Она плотно закрыла глаза.

— Сохраняйте в секстете форму терцета, — сказала она. — Вдох между cdc и dcd. Как классическая колонна стала готической аркой? По-моему, ее солнце расплавило. А потом нужна гильотина. Очень рациональная машина, извините за рифму, но вам ведь нужны рифмы, правда?

— Что, — серьезно спросил Эндерби, — вы желаете на обед? Видите, вон Антонио ждет, и готов приготовить. — Антонио стоял в кухонной двери, стараясь улыбнуться, одновременно что-то жуя. Она кивнула, не улыбаясь, но очаровательно надув губы, задумавшись. Гильотина, машина, Сена, сцена.

— А вы что будете есть? — спросила она. — Я буду то же самое, что и вы. Только никакой рыбы. Терпеть не могу рыбу.

— Ну, — пробормотал Эндерби, — я обычно только… Понимаете, мы закрываемся на сиесту, и тогда я обычно…

— Терпеть не могу есть одна. Вдобавок нам надо это доработать. Есть что-нибудь мясное?
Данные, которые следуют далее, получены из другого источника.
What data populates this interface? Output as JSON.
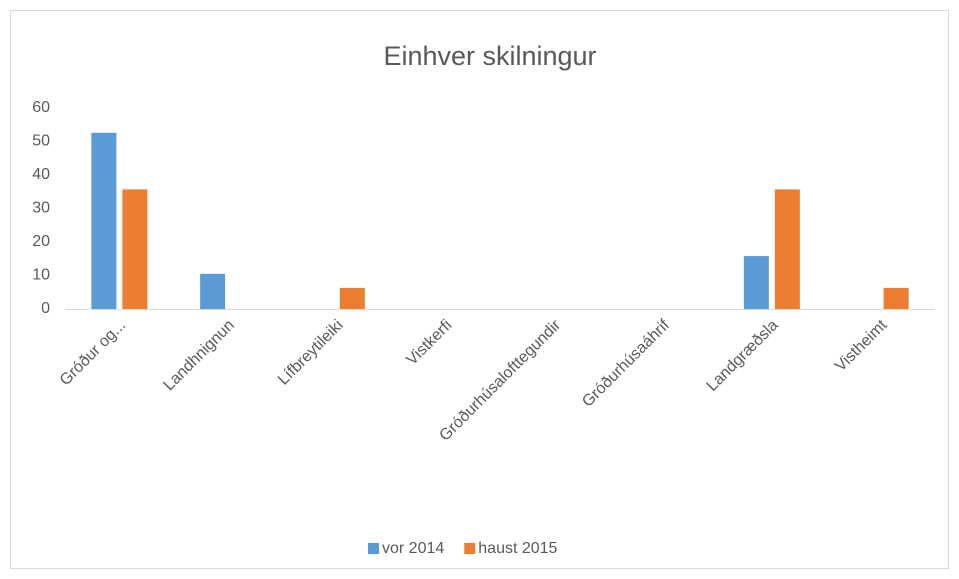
{
  "chart_data": {
    "type": "bar",
    "title": "Einhver skilningur",
    "categories": [
      "Gróður og...",
      "Landhnignun",
      "Lífbreytileiki",
      "Vistkerfi",
      "Gróðurhúsalofttegundir",
      "Gróðurhúsaáhrif",
      "Landgræðsla",
      "Vistheimt"
    ],
    "series": [
      {
        "name": "vor 2014",
        "color": "#5b9bd5",
        "values": [
          52.6,
          10.5,
          0,
          0,
          0,
          0,
          15.8,
          0
        ]
      },
      {
        "name": "haust 2015",
        "color": "#ed7d31",
        "values": [
          35.7,
          0,
          6.3,
          0,
          0,
          0,
          35.7,
          6.3
        ]
      }
    ],
    "ylim": [
      0,
      60
    ],
    "yticks": [
      0,
      10,
      20,
      30,
      40,
      50,
      60
    ],
    "grid": false,
    "legend": "bottom"
  }
}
— Ну, — сказал Эндерби, — я чаще всего ем нечто вроде похлебки. С говядиной, с картошкой, с репой и прочим. По правде сказать, не знаю, понравится ли вам.

— И с маринованным луком, — сказала она. — И вустерского соуса побольше. Я иногда люблю плотно поесть. — Эндерби зарумянился. — Иногда люблю спускаться на землю.

— Вы здесь с родителями? — Она не ответила. Наверно, с деньгами. — Где остановились? В «Рифе»? В «Эль Греко»?

— М-м-м, смутно помню. Выше на холме. Ну, давайте. Попробуйте.

— А? — И пока Тетуани накрывал в оранжерее, он попробовал.

Ищет остров разума Джонджека, не желая в прострации

Ждать, чтобы солнце-мститель, изливаясь златом,

Размягчило столпы, и возникла картина

Тени готической, где восседает богиня в наряде богатом…

— Вольта[164] недостаточно сильная. А рифмы слишком слабые. А это самое «чтобы» просто возмутительно.

А потом за жирной похлебкой, слишком богато приправленной соусом, с маринованным луком, схрупанным побочно целиком, за бутылкой густого красного местного вина со вкусом угря и квасцов, они, скорей он, буквально потели над остатком секстета.

И наконец возникла рациональная машина

Навязанная человечеству технократом,

Запатентованная под названием гильотина.

— Ужасно, — объявила она. — Чертовски неуклюже. — И дыхнула на него (хотя юная леди не должна есть, из-за известного запаха лука, лук) луком. — Я бы теперь сыру съела, — прохрустела она. — Есть у вас чеддер «Блэк даймонд»? Если можно, не слишком свежий. Я люблю немножко зачерствевший.

— Не хотите ли также, — смиренно спросил Эндерби, — очень крепкого чаю? Мы его очень хорошо завариваем.

— Только чтоб был по-настоящему крепкий. Я рада, что у вас хоть что-нибудь хорошо получается. Эти строчки — чертовский позор. А еще поэтом себя называете.

— Я не… я никогда… — Но она улыбалась при этих словах.